[Corpora-List] Keyness across Texts

Mike Scott mike at lexically.net
Tue Jul 10 11:37:11 UTC 2007


I agree with Jin-Dong Kim's points 99% -- with one little proviso, 
namely that "verbs like 'be' or 'observed' as keywords which will be 
hardly accepted as keywords" depends on what one wants to accept, so I 
am less confident of Kim's "hardly".
In Siena recently at a conference on keyness, those present considered 
suggested possibilities that a) a key word (or phrase) must definitely 
be a noun, and b) that a key word definitely could not be a function 
word (like "the" or "do"). My own position was that a machine-generated 
key word can be a word like "do" or "it", that when it is such a word 
(and I agree a human would never consider them as potentially key) it is 
likely to be extremely interesting and to merit further investigation as 
to why it has stood out.

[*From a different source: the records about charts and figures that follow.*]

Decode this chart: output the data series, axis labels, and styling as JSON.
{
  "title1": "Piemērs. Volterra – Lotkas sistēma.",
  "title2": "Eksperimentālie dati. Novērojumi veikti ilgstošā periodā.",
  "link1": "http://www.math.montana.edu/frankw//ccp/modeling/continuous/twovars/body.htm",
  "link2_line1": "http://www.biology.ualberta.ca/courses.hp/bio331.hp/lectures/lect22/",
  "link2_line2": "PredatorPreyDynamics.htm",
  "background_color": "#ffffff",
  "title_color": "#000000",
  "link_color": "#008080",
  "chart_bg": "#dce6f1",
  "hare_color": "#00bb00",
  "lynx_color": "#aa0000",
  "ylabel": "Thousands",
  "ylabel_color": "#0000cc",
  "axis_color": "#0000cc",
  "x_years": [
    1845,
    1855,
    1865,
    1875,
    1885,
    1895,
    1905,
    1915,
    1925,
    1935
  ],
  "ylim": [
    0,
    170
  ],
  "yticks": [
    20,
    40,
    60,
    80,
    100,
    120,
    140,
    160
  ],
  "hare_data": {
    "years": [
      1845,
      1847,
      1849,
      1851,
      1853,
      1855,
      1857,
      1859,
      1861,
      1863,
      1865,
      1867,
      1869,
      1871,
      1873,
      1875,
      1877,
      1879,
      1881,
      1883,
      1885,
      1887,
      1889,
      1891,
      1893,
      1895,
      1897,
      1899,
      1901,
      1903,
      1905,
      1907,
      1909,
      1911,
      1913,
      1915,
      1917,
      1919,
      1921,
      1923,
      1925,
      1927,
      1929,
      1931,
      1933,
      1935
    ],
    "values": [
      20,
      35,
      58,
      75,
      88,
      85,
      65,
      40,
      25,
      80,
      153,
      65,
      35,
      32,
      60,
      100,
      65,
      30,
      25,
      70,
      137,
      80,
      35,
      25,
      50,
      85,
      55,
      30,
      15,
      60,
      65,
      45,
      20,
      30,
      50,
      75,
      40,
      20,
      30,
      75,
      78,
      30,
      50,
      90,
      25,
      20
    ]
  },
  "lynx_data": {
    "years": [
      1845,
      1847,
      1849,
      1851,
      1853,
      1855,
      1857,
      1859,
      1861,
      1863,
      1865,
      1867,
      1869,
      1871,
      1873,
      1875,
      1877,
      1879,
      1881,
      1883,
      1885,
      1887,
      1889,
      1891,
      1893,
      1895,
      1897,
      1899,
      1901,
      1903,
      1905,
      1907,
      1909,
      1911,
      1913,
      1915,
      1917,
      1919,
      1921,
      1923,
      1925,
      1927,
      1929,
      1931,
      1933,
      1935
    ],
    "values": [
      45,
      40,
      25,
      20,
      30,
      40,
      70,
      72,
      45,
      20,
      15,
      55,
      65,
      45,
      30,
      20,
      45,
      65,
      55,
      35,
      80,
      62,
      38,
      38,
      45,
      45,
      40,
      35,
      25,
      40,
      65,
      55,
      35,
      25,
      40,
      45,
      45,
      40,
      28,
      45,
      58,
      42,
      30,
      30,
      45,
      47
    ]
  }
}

In that way, "be" could be key of a certain 
text or set of texts and could actually point not directly but 
indirectly to aboutness.
BE is not as "about-y" a word as ELEPHANT, because I cannot picture BE 
but I can imagine an elephant -- but in any case to decide that ELEPHANT 
reflects aboutness surely is to assume a dodgy kind of naive semantics, 
rather like BACHELOR being +MALE -MARRIED etc.
I am happy to agree that BE cannot point straight to "be-ness", whatever 
that might be, but it could point to some other pattern involving "be" 
which might well tell us what the focus texts were about, as my 
Shakespeare examples involving DO in Othello can.